La Scuola Open Source oggi è finita e deve solo funzionare o il suo stato attuale è una tappa di un disegno più generale?
Al momento la Scuola Open Source è al 10 per cento di quello che dovrebbe diventare. Stiamo lavorando perché il tutto si realizzi. L’affluenza ai corsi sta aumentando e questo dipende anche dal fatto che noi capiamo via via come tararli. Manca ancora uno sviluppo sostanziale della parte legata alla ricerca e al co-living dello spazio. Stiamo discutendo con diverse imprese proprio in questo periodo e spero per l’estate possano essere implementati questi ambiti. Ovviamente il disegno generale di cui mi parlavi resta quello di essere da leva perché evolva tutto il contesto territoriale nel quale siamo, ma su questo non possiamo assicurare niente.
Per quanto riguarda i corsi attivi adesso?
Si stanno per chiudere quelli della sessione di dicembre-gennaio, design della comunicazione e protipizzazione elettronica.

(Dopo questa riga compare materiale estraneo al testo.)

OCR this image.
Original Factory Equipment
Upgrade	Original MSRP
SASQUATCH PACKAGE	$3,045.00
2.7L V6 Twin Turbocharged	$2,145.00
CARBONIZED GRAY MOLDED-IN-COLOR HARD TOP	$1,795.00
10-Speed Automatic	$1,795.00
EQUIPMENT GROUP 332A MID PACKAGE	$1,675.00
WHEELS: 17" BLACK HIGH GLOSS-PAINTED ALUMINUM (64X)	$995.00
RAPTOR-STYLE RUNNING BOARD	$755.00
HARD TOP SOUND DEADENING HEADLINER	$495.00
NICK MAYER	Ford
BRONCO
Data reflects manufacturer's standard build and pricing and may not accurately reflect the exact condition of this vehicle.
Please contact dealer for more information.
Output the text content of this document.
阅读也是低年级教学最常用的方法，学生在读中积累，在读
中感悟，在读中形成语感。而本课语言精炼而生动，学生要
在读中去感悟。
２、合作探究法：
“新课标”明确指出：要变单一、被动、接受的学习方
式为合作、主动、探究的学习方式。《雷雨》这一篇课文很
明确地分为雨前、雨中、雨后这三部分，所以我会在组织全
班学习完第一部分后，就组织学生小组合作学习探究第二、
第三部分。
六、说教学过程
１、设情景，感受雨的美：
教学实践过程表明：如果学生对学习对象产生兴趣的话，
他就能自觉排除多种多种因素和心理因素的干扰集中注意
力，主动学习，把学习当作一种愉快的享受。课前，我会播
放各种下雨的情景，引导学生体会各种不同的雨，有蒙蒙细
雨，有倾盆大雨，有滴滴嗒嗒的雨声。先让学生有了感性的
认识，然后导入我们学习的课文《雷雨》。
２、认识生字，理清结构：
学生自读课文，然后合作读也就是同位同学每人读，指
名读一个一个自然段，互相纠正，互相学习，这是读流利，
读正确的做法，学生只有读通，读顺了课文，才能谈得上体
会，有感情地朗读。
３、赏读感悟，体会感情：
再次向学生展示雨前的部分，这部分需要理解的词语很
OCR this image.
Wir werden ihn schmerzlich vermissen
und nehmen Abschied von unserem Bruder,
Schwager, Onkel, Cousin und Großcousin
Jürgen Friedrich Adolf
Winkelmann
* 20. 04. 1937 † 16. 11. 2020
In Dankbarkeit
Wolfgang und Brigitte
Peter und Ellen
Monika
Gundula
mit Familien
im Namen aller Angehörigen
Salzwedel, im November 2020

Dopodiché ce n’è altri 12 in programmazione. Vanno da costruire un synth audio-video e imparare ad usarlo, disegnare caratteri tipografici, apprendere la metodologia base del design, i visual studies, due corsi di programmazione , un corso di filosofia per bambini, uno di tecniche di apprendimento e cooperazione, uno di visualizzazione di dati e così via. Qualunque cosa, ad ogni modo, si trova sul nostro sito.